Once the mesh had been reworked, it was time to look at the skeleton. The skeleton (aka the Rig) had three different options. Redo what I had done before, ie use the internal Blender rigging tool. Redo the skeleton completely manually and include the changes that I needed. Or buy a tool that people who know what they are doing use. I opted to buy the tool (Auto Rig Pro) for a modest fee and I have to say it was worth every penny! The tool was easy to use, had great results right out of the box, and was flexible enough to let me add in the things that were missing.

Having revised the Lucas model, here is the solution to the first wrinkling and tearing problem. Below is Lucas positioned and rendered in a pose similar to the bad example above: Lucas Render There is no longer any tearing or wrinkling in the glasses! This also applies to the rest of the body. The only places that I had to manually make any adjustments to were the teeth and tongue. Lucas Render The unconstrained finger problem has also been solved. I no longer have to position each knuckle in space individually. The new tool automatically adds a control that will curl the fingers in a natural manner. Here it is: Lucas animated 3d model All I have to do is grab the yellow ring to curl the finger into position. Having Lucas make a fist or grasp an item is no longer the time-consuming tasks it used to be!

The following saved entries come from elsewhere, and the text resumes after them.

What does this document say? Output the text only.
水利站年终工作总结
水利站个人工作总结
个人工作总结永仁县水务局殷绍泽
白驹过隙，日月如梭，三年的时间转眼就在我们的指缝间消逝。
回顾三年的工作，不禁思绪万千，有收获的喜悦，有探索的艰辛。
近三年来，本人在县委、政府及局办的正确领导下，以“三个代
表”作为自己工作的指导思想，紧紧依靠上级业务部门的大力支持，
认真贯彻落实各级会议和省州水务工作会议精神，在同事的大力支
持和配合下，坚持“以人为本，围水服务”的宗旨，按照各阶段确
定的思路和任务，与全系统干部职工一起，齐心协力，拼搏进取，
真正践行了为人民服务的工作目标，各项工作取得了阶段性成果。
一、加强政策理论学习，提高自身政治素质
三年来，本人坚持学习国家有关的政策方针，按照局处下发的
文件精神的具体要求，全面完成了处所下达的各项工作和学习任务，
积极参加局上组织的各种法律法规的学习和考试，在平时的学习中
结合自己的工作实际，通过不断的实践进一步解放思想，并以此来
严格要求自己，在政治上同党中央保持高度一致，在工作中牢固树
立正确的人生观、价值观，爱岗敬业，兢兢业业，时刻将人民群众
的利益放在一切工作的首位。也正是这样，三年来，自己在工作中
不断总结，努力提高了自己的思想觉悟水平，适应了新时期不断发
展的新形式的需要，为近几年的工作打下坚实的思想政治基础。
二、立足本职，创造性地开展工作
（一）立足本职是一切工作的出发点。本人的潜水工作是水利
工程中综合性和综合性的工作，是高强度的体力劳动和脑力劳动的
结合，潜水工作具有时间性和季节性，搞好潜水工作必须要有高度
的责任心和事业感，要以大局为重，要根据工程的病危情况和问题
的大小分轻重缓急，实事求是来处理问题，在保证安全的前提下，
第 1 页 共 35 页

Finally, the Auto Rig Pro tool comes with code to generate a useful “picker” panel. Here is what a good picker panel looks like: Lucas animated 3d modle The character Lucas is ready for posing in the panel on the left while picker panel is on the right. One simply has to click on the item to be manipulated in the picker panel to get started.

Usually at this point in a project like this, I am not so much happy with the results as I am glad to be done with it. However, in this case, while the results are far from perfect, I am pleased. …and so is the hard to please Lucas. Here, Lucas gives a very rare thumbs up to his new CGI version. Lucas Render

6 thoughts on “Pesky Gremlins Comic 723 – Unwanted Guest

  1. The new rig with the picker panel controls should make things much easier for you. The results are great!

    1. Thanks Peter, the latest version is a big improvement over the last one. Now it’s time to start work on the other gremlins.

  2. Who would have ever guessed that there is a “worse” gremlin out there? Not me. Wholly monkey wrench !!

    1. Yes, Worse is the gremlin that answers the question “How could this be worse?” …and he travels with his onw monkey wrench, too.

  3. Oh no, a frowny face button!

    1. A gremlin with a frowny face button has got to be pretty bad!